Las fuerzas democráticas tenemos el deber de impulsar con urgencia un cambio radical en la doctrina y estrategia del Estado hacia el pueblo mapuche. Chile debe reconocer -en una nueva Constitución- los derechos políticos, sociales y culturales mapuches. Solo así se podrá evitar un enfrentamiento similar a los ocurridos en Europa, África y el Medio Oriente, donde el racismo, la religión, la discriminación y las miserables condiciones de vida de una minoría étnica, violentada y humillada, hicieron estallar salvajes guerras civiles, despedazando países completos. 

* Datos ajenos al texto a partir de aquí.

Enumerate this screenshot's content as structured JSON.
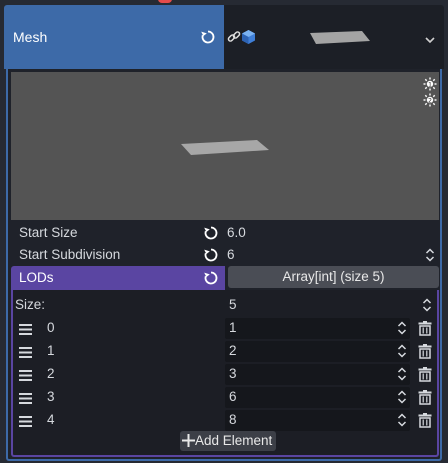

Casi el 10 por ciento de la población de Chile es mapuche, un millón setecientas mil personas. Se trata del más importante de los once pueblos originarios. No solo por su número tiene derecho a una vida regulada de manera autónoma por su cultura y costumbres ancestrales. También su vigorosa y heroica lucha de siglos ha conquistado ese derecho. Enfrentó al ejército español y más tarde al chileno, derrotándolos en numerosas batallas. De sus entrañas surgieron toquis como Lautaro, Michimalongo, Pelantaro, Lientur, etc., cuya genialidad estratégica y táctica provocan admiración en las academias militares. 

Hay que asimilar las enseñanzas de la historia al plantear políticas democráticas para encauzar una nueva relación Estado-pueblo mapuche basada en la moderna concepción de los derechos humanos y sociales. Chile no puede actuar como un ejército de ocupación en La Araucanía. Hay que eliminar la hipótesis de guerra que contemplan el Estado y sus órganos coercitivos. La estrategia de una nueva relación debe descartar la alternativa de eliminación física del pueblo mapuche. Tiene que establecer una convivencia respetuosa y una colaboración armoniosa entre pueblos diferentes en su origen, pero destinados a afrontar unidos, junto a otros pueblos de nuestra América, un futuro de hermanos.